On July 3, 2018, the Company changed its name to Heyu Biological Technology Corporation, with a new ticker symbol, HYBT.

 

F- 12

 

 

On July 30, 2018, the Company amended its Articles of Incorporation with the State of Nevada in order to increase its authorized shares of Common Stock from 150,000,000 to 2,000,000,000.

 

On September 11, 2018, the Nevada Secretary of State approved the Company’s certificate of amendment to amend its Articles of Incorporation to effectuate a 100-for-1 forward stock split. The total issued and outstanding shares of Common Stock has been increased from 10,324,660 to 1,032,466,000 shares, with the par value unchanged at $0.001.

 

In October 2018, the controlling stockholder of the Company, Mr. Ban Siong Ang, entered into a series of share transfer agreements (the “Share Transfer Agreements”) with certain buyers (the “Buyers”). Pursuant to the Share Transfer Agreements, an aggregate of 109,006,861 shares of Common Stock were issued to the Buyers, but the cancellation of the 109,006,861 shares of Common Stock held by Mr. Ang was still in process as of December 31, 2018. The cancellation of those shares held by Mr. Ang was subsequently completed on March 20, 2019, pursuant to a Share Cancellation Agreement dated March 15, 2019, by and between the Company and Mr. Ang.

 

Unless otherwise indicated, all common share amounts and per share amounts in the financial statements and disclosures have been presented giving effect to the 1-for-464 reverse split that became effective on April 11, 2018, and the 100-for-1 forward stock split that became effective on September 11, 2018.

 

NOTE 8 – INCOME TAXES

 

The Company is subject to U.S. Federal tax laws.
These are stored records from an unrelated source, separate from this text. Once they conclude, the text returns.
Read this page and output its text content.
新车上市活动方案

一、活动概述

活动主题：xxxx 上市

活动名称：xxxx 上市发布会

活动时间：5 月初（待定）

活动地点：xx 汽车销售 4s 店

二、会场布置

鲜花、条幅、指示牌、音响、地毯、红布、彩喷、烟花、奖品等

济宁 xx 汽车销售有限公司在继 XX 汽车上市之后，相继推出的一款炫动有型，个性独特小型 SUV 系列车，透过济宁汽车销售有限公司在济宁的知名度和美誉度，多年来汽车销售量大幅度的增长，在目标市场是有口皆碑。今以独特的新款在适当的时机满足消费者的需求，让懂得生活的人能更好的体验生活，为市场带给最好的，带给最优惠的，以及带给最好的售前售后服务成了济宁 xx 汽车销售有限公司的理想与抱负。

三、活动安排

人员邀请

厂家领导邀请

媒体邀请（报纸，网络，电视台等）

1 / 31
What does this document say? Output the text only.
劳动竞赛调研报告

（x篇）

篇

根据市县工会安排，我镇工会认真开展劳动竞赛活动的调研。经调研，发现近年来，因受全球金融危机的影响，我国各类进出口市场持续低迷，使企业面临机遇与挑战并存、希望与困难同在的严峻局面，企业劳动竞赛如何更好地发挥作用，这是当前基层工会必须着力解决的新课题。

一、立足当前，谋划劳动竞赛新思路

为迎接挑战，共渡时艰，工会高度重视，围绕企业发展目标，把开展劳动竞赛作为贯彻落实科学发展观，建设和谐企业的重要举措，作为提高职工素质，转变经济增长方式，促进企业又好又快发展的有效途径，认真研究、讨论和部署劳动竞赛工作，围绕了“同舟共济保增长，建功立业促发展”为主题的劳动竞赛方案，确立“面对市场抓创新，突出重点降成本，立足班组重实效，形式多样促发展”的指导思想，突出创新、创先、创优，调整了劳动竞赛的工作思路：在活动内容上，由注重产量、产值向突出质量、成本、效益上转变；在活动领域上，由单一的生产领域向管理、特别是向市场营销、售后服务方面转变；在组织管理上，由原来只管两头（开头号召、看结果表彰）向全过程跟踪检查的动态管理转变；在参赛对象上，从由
The Company has not recognized an income tax benefit for its operating losses in the United States because the Company does not expect to commence active operations in the United States.

 

Heyu Healthcare Technology Limited was incorporated in Hong Kong and is subject to Hong Kong profits tax at a tax rate of 16.5%. Since Heyu Healthcare Technology Limited had no taxable income during the reporting period, it has not paid Hong Kong profits taxes. Heyu Healthcare Technology Limited has not recognized an income tax benefit for its operating losses in Hong Kong because the Company does not expect to commence active operations in Hong Kong.

 

The Company plans to conduct its major operations in the PRC through Jiashierle (Xiamen) Healthcare Technology Co., Ltd., and in accordance with the relevant tax laws and regulations. The corporate income tax rate in China is 25%. The Company has not paid PRC profits taxes, since it had no taxable income during the reporting period.

 

NOTE 9 – SUBSEQUENT EVENTS

 

On January 17, 2019, Jiashierle (Xiamen) Healthcare Technology Co., Ltd. (“JSEL”), a wholly-owned subsidiary of the Company and a limited liability company incorporated under the laws of the People’s Republic of China (the “PRC”) on November 16, 2017, entered into a Share Transfer Agreement (the “Share Transfer Agreement”) with Mr. Yu Xu (“Mr. Xu”), an individual with an address at No. 68 Chengde South Road, Qingpu District, Huaian City, Jiangsu Province, the PRC, and who owned 90% of the equity interests of Shanghai Kangzi Medical Technology Co., Ltd., a limited liability company organized under the laws of the PRC (“Kangzi”), whereby Mr. Xu transferred 60% of the equity interests of Kangzi to JSEL as a gift. Kangzi owns no assets and conducts no business operation of its own.